Os Bons Espíritos nos dizem ser guerras de palavras! Guerras de palavras! E perguntam, se não temos feito verter bastante sangue? E se será ainda necessário reacender as fogueiras? Discutem-se as expressões: eternidade das penas, eternidade dos castigos. E se não sabemos então que aquilo que hoje entendemos por eternidade o que os antigos não o entendiam da mesma maneira? Que o teólogo consulte as fontes e como todos nós descobriremos que o texto hebraico não dava à palavra o mesmo sentido que os gregos, os latinos e os modernos traduziram por penas sem fim, irremissíveis(1). A eternidade dos castigos corresponde à eternidade do mal. Sim, enquanto existir o mal entre o homens, subsistirão os castigos; é em sentido relativo que se devem interpretar os textos sagrados. A eternidade das penas é, portanto, relativa e não absoluta. Dia virá em que todos os homens se revestirão pelo arrependimento da roupagem da inocência, e nesse dia não haverá mais gemidos ou ranger de dentes. Nossa razão é limitada, isso é verdade, mas, tal qual é, representa um presente de Deus e com a ajuda da razão não haverá um só homem de boa-fé que compreenda de outra maneira a eternidade dos castigos. A eternidade dos castigos! Como! Teríamos então de admitir que o mal fosse eterno. Mas só Deus é eterno e não poderia ter criado o mal eterno, pois, se assim não fosse, teríamos de destituí-lo do mais belo dos seus atributos: o soberano poder, porque deixa de ser soberanamente poderoso o que pode criar um demento destruidor de suas próprias obras. Humanidade, Humanidade! Não mergulhemos mais o nosso sombrio olhar nas profundezas da Terra, buscando os castigos. Choremos, esperemos, expiemos e refugiemos no pensamento de um Deus infinitamente bom, absolutamente poderoso e essencialmente justo. (Platão)

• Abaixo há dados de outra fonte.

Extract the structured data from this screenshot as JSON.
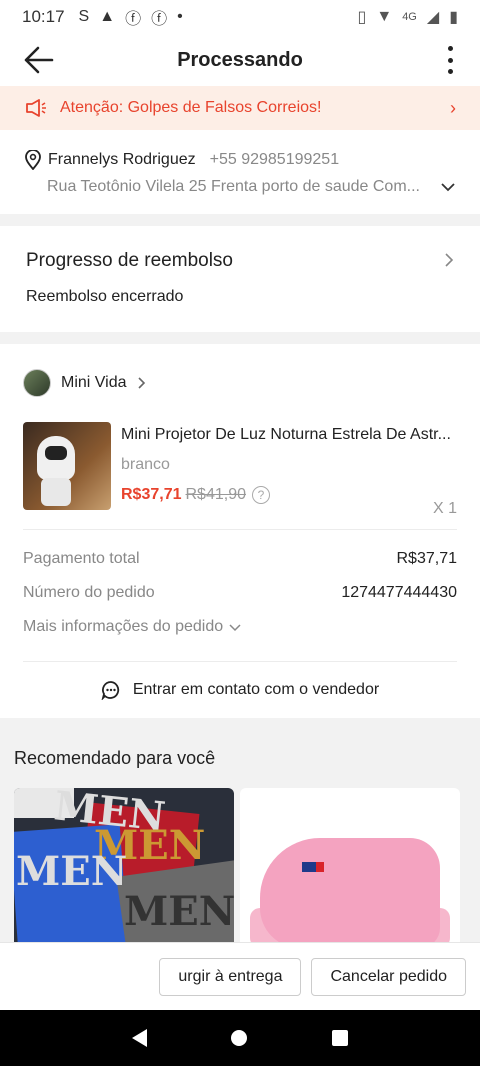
{
  "status_bar": {
    "time": "10:17",
    "network": "4G"
  },
  "header": {
    "title": "Processando"
  },
  "alert": {
    "text": "Atenção: Golpes de Falsos Correios!"
  },
  "address": {
    "name": "Frannelys Rodriguez",
    "phone": "+55 92985199251",
    "street": "Rua Teotônio Vilela 25 Frenta porto de saude Com..."
  },
  "refund": {
    "title": "Progresso de reembolso",
    "status": "Reembolso encerrado"
  },
  "order": {
    "store_name": "Mini Vida",
    "product": {
      "name": "Mini Projetor De Luz Noturna Estrela De Astr...",
      "variant": "branco",
      "price": "R$37,71",
      "old_price": "R$41,90",
      "help": "?",
      "qty": "X 1"
    },
    "details": {
      "total_label": "Pagamento total",
      "total_value": "R$37,71",
      "order_number_label": "Número do pedido",
      "order_number_value": "1274477444430",
      "more_info": "Mais informações do pedido"
    },
    "contact": "Entrar em contato com o vendedor"
  },
  "recommended": {
    "title": "Recomendado para você",
    "card1_text": "MEN"
  },
  "actions": {
    "urge": "urgir à entrega",
    "cancel": "Cancelar pedido"
  },
  "colors": {
    "accent": "#e8432d",
    "alert_bg": "#fdeee6"
  }
}
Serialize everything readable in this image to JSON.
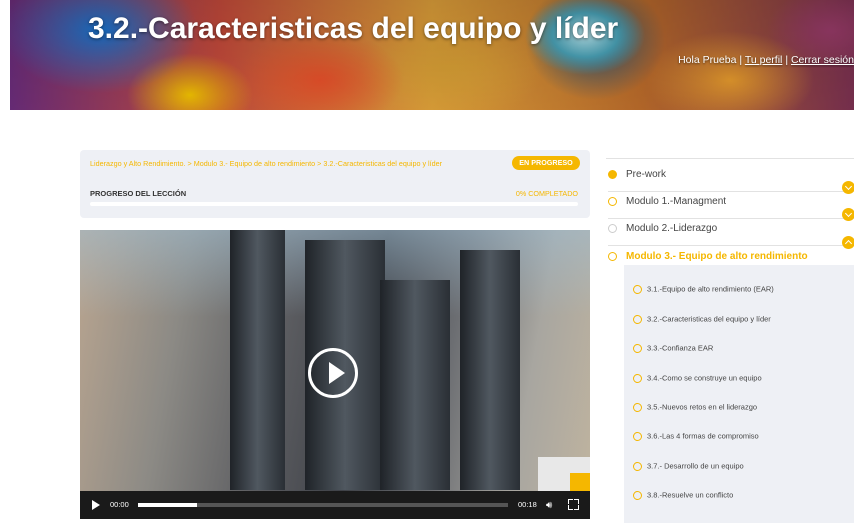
{
  "header": {
    "title": "3.2.-Caracteristicas del equipo y líder",
    "greeting": "Hola Prueba",
    "separator": "|",
    "profile_link": "Tu perfil",
    "logout_link": "Cerrar sesión"
  },
  "progress": {
    "breadcrumb": [
      "Liderazgo y Alto Rendimiento.",
      "Modulo 3.- Equipo de alto rendimiento",
      "3.2.-Caracteristicas del equipo y líder"
    ],
    "breadcrumb_sep": ">",
    "status": "EN PROGRESO",
    "label": "PROGRESO DEL LECCIÓN",
    "percent_text": "0% COMPLETADO",
    "percent": 0
  },
  "video": {
    "current_time": "00:00",
    "duration": "00:18",
    "played_fraction": 0.0,
    "buffered_fraction": 0.16
  },
  "sidebar": {
    "modules": [
      {
        "label": "Pre-work",
        "state": "completed"
      },
      {
        "label": "Modulo 1.-Managment",
        "state": "collapsed"
      },
      {
        "label": "Modulo 2.-Liderazgo",
        "state": "collapsed"
      },
      {
        "label": "Modulo 3.- Equipo de alto rendimiento",
        "state": "expanded"
      }
    ],
    "lessons": [
      "3.1.-Equipo de alto rendimiento (EAR)",
      "3.2.-Caracteristicas del equipo y líder",
      "3.3.-Confianza EAR",
      "3.4.-Como se construye un equipo",
      "3.5.-Nuevos retos en el liderazgo",
      "3.6.-Las 4 formas de compromiso",
      "3.7.- Desarrollo de un equipo",
      "3.8.-Resuelve un conflicto"
    ]
  },
  "colors": {
    "accent": "#f5b700",
    "panel": "#eef0f5",
    "text": "#444444"
  }
}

Gravitemos para a unidade divina, esse é o objetivo da Humanidade. Para atingi-lo, três coisas nos serão necessárias: a justiça, o amor e a ciência; três coisas lhe são opostas e contrárias: a ignorância, o ódio e a injustiça(2). Pois bem, em verdade os Bons Espíritos nos dizem que mentimos a esses princípios fundamentais ao comprometermos a ideia de Deus com o exagero de sua severidade, e duplamente ao comprometimento, deixando penetrar no Espírito da criatura o pensamento de que ela possui mais clemência, mansuetude, amor e verdadeira justiça do que costumemos atribuir ao Ser Infinito. Destruamos mesmo a ideia de inferno, tornando-a ridícula e inacessível às nossas crenças, como o é para os nossos corações o horrendo espetáculo das execuções, das fogueiras e das torturas da Idade Média. Mas como? É quando a era das represálias cegas já foi superada pelas legislações humanas que esperamos mantê-la numa forma ideal? Oh! Vamos crer, irmãos em Deus e em Jesus Cristo, crer ou resignamos a deixar perecer nas nossas mãos todos os nossos dogmas, para permitir a sua alteração, ou, então, vivifiquemos, abrindo aos benéficos eflúvios que os bons Espíritos derramam neste momento sobre nós. A ideia do inferno com suas fornalhas ardentes, com suas caldeiras ferventes, pôde ser tolerada ou admissível num século mitológico; mas no século dezenove não passa de vão fantasma que só serve para amedrontar as criancinhas, e no qual essas mesmas já não acreditam quando se tornam um pouco maiores. Persistindo nessa mitologia apavorante, acabamos de engendrar na incredulidade, origem de toda a desorganização social; eis porque tremo ao ver toda uma ordem social abalada e a ruir sobre as próprias bases por falta de sanção penal. Homens de fé ardente e viva, vanguardeiros do dia da luz, ao trabalho, pois! Não para manter velhas fábulas atualmente desacreditadas, mas para reavivar e revitalizar a verdadeira sanção penal sob formas que correspondam aos nossos costumes, aos nossos sentimentos e às luzes da nossa época.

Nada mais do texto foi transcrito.